Smith put his arm around one girl and said, "We're going to pretend that she's HIV-positive." He then asked her to speak to three others. Giggling, she complied. Those three then spoke to the others. "That is how AIDS spreads," he said, and contrasted that multiplication with Christ's emphasis on sex only within marriage to one other person.
That was different from what the teens hear at the nearby government medical clinic, which offers free condoms. But Smith insisted, "The Bible says sex with the person you marry is the only protected sex."
The teens were silent. Smith pressed his point: "We prevent getting AIDS by abstaining from sex until we are married. God designed sex for marriage. ... Those who are married know that sex is best when it's with one person for the rest of your life. God's design is always best for us. Right now, young men are sleeping with three, four, five girlfriends. That's why we have all these funerals."

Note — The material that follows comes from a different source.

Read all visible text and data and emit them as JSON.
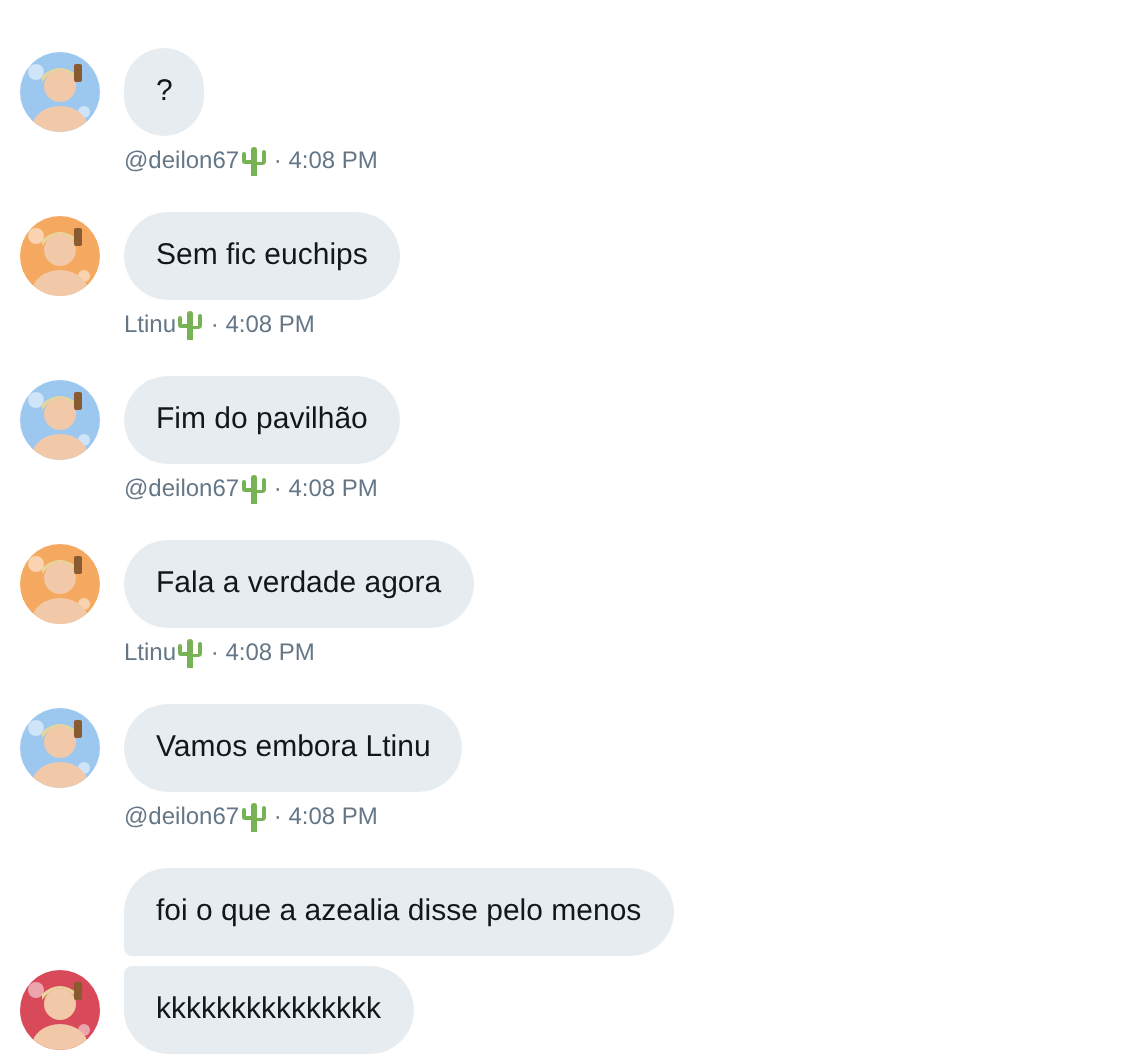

Bonga, 18, wasn't buying. "Black people are not the same as white people," he said. "Black people do not abstain." Smith responded: "I understand that the Zulu people like to say they do things differently. But this is not about what Rob thinks, nor about what the white man thinks. This is about what God thinks. If you reject this, you're not rejecting man, but God."
Bonga insisted: "We have sex before marriage." Smith shot back, "But Bonga can get AIDS and die."
The future of Africa depends more on the decision of Bonga than the decision of the G8 heads of state.